- Film poster
- Directed by: Saeed Akhtar Mirza
- Story by: Saeed Akhtar Mirza
- Produced by: Saeed Akhtar Mirza
- Starring: Naseeruddin Shah Shabana Azmi Smita Patil Om Puri
- Cinematography: Virendra Saini
- Edited by: Renu Saluja
- Music by: Bhaskar Chandavarkar Manas Mukherjee
- Release date: 1980;
- Running time: 110 mins
- Country: India
- Language: Hindi

= Albert Pinto Ko Gussa Kyoon Aata Hai? (1980 film) =

Albert Pinto Ko Gussa Kyoon Aata Hai is a 1980 Indian Hindi-language drama film directed and written by Saeed Akhtar Mirza. The film stars Naseeruddin Shah, Shabana Azmi and Smita Patil.

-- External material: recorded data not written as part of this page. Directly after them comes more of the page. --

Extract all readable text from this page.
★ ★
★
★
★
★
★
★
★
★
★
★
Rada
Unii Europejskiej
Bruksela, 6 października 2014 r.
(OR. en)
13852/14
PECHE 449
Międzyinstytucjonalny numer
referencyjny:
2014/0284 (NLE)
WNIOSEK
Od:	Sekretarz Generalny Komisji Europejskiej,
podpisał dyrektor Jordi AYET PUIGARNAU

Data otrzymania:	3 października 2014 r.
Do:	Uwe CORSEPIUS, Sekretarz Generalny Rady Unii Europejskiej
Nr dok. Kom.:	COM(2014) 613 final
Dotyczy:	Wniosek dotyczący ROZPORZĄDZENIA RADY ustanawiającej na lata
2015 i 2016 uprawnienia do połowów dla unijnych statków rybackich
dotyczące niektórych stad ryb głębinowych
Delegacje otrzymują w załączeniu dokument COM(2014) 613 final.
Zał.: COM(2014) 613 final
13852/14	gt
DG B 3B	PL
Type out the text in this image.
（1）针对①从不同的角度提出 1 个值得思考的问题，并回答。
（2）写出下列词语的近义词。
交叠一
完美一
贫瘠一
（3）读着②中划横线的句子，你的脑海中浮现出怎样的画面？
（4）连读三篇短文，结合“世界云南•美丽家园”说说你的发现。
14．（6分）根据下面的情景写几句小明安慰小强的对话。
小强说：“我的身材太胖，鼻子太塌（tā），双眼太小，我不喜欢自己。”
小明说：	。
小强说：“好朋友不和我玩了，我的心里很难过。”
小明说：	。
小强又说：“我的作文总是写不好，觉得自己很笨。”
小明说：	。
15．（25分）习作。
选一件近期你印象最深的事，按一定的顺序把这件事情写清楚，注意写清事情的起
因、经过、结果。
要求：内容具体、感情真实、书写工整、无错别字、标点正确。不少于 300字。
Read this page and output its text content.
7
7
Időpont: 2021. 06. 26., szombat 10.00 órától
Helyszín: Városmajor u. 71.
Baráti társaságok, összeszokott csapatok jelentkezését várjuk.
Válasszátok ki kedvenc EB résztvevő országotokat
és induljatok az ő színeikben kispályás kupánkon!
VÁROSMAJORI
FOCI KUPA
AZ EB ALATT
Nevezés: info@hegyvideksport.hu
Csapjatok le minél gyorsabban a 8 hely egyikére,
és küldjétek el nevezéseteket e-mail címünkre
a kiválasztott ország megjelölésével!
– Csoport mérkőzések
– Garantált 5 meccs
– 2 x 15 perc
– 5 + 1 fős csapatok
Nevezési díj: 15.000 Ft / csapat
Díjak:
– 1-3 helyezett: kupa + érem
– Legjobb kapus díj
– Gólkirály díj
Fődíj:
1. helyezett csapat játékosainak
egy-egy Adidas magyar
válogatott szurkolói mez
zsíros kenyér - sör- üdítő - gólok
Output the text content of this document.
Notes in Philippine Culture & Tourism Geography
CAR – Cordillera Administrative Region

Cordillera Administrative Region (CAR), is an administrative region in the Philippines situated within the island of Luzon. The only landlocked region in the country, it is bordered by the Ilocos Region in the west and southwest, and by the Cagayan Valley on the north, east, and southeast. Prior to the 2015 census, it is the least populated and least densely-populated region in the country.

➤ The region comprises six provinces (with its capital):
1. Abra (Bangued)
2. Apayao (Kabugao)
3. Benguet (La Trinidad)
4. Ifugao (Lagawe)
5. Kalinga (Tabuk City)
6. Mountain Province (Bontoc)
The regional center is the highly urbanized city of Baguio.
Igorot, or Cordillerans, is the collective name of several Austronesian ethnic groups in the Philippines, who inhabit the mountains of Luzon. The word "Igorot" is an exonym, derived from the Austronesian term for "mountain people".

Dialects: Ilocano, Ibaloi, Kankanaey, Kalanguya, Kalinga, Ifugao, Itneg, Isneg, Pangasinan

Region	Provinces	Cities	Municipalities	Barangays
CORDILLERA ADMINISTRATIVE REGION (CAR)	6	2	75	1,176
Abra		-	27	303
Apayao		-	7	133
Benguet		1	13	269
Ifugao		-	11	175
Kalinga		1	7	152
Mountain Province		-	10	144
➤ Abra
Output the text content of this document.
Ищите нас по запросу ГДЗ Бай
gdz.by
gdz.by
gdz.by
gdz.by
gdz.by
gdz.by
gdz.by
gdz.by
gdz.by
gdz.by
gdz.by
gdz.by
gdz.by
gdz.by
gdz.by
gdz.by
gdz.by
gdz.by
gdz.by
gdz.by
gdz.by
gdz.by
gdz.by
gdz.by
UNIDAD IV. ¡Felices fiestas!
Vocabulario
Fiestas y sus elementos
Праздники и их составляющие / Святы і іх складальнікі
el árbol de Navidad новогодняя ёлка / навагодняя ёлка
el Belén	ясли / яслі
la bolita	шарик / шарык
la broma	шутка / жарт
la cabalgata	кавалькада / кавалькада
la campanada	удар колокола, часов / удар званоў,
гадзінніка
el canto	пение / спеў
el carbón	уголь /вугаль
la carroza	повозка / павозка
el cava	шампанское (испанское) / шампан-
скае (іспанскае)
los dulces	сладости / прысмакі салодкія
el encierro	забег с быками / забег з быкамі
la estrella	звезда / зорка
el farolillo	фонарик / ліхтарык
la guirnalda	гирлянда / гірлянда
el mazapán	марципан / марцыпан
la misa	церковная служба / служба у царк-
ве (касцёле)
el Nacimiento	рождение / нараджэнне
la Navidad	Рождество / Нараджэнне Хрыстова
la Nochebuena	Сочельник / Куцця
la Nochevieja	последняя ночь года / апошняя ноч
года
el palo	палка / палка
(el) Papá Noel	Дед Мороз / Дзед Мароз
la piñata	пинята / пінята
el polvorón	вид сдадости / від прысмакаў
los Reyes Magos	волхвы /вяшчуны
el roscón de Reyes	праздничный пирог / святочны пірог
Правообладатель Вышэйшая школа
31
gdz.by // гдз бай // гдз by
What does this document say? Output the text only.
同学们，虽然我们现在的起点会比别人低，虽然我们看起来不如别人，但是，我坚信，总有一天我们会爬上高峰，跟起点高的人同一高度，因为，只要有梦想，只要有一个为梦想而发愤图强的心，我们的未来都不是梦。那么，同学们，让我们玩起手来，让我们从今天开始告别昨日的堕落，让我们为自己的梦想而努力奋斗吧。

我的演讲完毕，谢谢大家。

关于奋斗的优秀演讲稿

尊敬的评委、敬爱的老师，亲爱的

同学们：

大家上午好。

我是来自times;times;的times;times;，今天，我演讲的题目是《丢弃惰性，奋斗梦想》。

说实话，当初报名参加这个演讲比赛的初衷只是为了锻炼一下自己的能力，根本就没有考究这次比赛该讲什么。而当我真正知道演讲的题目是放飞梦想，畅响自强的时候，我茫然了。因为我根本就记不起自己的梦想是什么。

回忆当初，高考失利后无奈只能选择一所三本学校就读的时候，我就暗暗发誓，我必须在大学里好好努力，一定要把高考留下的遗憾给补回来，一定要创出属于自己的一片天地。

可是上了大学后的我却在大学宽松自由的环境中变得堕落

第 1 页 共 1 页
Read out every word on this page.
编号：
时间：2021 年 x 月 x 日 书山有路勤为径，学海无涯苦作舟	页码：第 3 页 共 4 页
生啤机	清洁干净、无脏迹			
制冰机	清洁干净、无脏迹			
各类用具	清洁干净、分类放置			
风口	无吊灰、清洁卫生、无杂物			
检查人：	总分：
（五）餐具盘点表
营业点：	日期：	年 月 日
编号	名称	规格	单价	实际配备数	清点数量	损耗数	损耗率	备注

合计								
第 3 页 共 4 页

It won the 1981 Filmfare Critics Award for Best Movie.

==Synopsis==
The film captures the anger of a worker, in Mumbai exemplified by a young Christian car mechanic, Albert Pinto (Naseeruddin Shah), who is under the illusion that if he works hard and emulates the rich, one day he can also be successful. He makes friendly relations with his customers, who are usually the rich of the city and who keep telling him that good workers do not go on strike, and that strikes are the handiwork of low-class elements. Pinto gets angry with the supposedly wrong attitudes of the workers who he assumes go on strike under any pretext. However, when Pinto's father, a mill worker, is abused by goons hired by the mill owners, he realizes that it is not the workers, but the capitalists who should be blamed for the plight of the workers. He also realizes the legitimacy of strikes. Towards the end of the movie, Pinto still remains an angry man; but now his anger is directed against the capitalists, not the striking workers.

==Cast==

- Naseeruddin Shah as Albert Pinto
- Shabana Azmi as Stella D'Costa
- Smita Patil as Joan Pinto
- Dilip Dhawan as Dominic Pinto
- Sulabha Deshpande	as Mrs. Pinto, Albert's mother
- Arvind Deshpande as Mr. Pinto, Albert's father
- Rohini Hattangadi	as Vivek's wife
- Achyut Potdar as Chandumal Potdar (mill owner)
- Mushtaq Khan as The Lecherous Shopper tying to flirt with Joan Pinto
- Anjali Paigankar
- Om Puri as Madhu (mechanic)
- Satish Shah
- Avtar Gill
- Utpal Dutt
- Naresh Suri
- Nitin Sethi

==Awards and nominations==

| Year | Nominee / work | Award | Result |
|---|---|---|---|
| 1981 | Saeed Akhtar Mirza | Filmfare Critics Award for Best Movie | Won |

==Remake==
In 2019, the film was remade with the same title. With a cast of Manav Kaul, Nandita Das and Saurabh Shukla, the official remake was directed by Soumitra Ranade. It was premiered at 1st edition of Singapore South Asian Film Festival held from 1 to 10 September 2017. It was released in theaters on 12 April 2019.